I am trying to perform to classify effectiveness of a treatment. Each of the id should contain 4 timeframes.
Dataframe
id | timeframe | distance |
---|---|---|
1 | 1 | 1.1 |
1 | 2 | 1.1 |
1 | 3 | 1.2 |
1 | 4 | 1.1 |
2 | 1 | 1.1 |
2 | 2 | 1.1 |
2 | 4 | 1.1 |
The question is for example id 2 timeframe #3 is missing. How to create a new row added in the missing timeframe with the average distance value for all the rows with such issue?
I am getting the 'not all time is the same length' when running - Longitudinal clustering using "longitudinal k-means (KML)"

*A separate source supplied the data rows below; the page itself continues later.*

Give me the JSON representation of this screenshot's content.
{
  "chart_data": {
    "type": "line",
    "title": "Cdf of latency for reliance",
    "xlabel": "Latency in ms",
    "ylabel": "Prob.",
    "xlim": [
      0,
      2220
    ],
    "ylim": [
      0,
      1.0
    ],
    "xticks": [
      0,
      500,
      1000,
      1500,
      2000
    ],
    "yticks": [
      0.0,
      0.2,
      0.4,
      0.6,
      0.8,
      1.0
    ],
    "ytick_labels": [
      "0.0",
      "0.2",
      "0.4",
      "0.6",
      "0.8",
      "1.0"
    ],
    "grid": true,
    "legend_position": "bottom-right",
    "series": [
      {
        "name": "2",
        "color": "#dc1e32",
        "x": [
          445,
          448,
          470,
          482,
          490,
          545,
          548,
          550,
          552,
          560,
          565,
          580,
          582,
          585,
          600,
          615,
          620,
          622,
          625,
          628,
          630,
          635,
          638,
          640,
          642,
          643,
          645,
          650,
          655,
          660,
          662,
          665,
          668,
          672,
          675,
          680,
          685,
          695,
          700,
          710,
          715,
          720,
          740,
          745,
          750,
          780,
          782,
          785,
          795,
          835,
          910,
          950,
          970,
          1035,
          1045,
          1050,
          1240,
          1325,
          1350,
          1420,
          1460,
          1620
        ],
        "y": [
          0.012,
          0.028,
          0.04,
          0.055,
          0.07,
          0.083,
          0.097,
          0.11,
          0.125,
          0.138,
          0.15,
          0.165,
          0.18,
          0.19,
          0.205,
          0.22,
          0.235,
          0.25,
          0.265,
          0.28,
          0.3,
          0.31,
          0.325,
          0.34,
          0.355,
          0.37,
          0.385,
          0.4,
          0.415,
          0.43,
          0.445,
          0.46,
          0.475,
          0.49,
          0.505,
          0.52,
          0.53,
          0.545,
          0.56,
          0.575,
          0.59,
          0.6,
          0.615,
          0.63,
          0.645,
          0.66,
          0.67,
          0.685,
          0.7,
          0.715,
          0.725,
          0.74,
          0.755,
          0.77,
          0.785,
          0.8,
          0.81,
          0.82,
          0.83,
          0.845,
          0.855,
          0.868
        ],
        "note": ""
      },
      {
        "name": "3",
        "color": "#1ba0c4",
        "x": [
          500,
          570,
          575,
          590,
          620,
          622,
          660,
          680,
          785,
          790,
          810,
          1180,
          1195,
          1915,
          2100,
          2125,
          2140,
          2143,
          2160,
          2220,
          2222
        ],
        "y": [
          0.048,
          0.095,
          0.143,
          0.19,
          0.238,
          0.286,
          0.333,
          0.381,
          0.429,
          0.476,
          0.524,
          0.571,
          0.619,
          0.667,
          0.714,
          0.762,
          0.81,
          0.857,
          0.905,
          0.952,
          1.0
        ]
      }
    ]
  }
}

CodePudding user response:
We can use complete
to create the missing combination and then replace the NA
with the mean
library(dplyr)
library(tidyr)
df1 %>%
mutate(rn = row_number()) %>%
complete(id, timeframe) %>%
mutate(distance = replace(distance, is.na(distance) & is.na(rn),
mean(distance, na.rm = TRUE)))
If the mean
should be calculated within each 'id', then do a group_by
before the mutate
df1 %>%
mutate(rn = row_number()) %>%
complete(id, timeframe) %>%
group_by(id) %>%
mutate(distance = replace(distance, is.na(distance) & is.na(rn),
mean(distance, na.rm = TRUE))) %>%
ungroup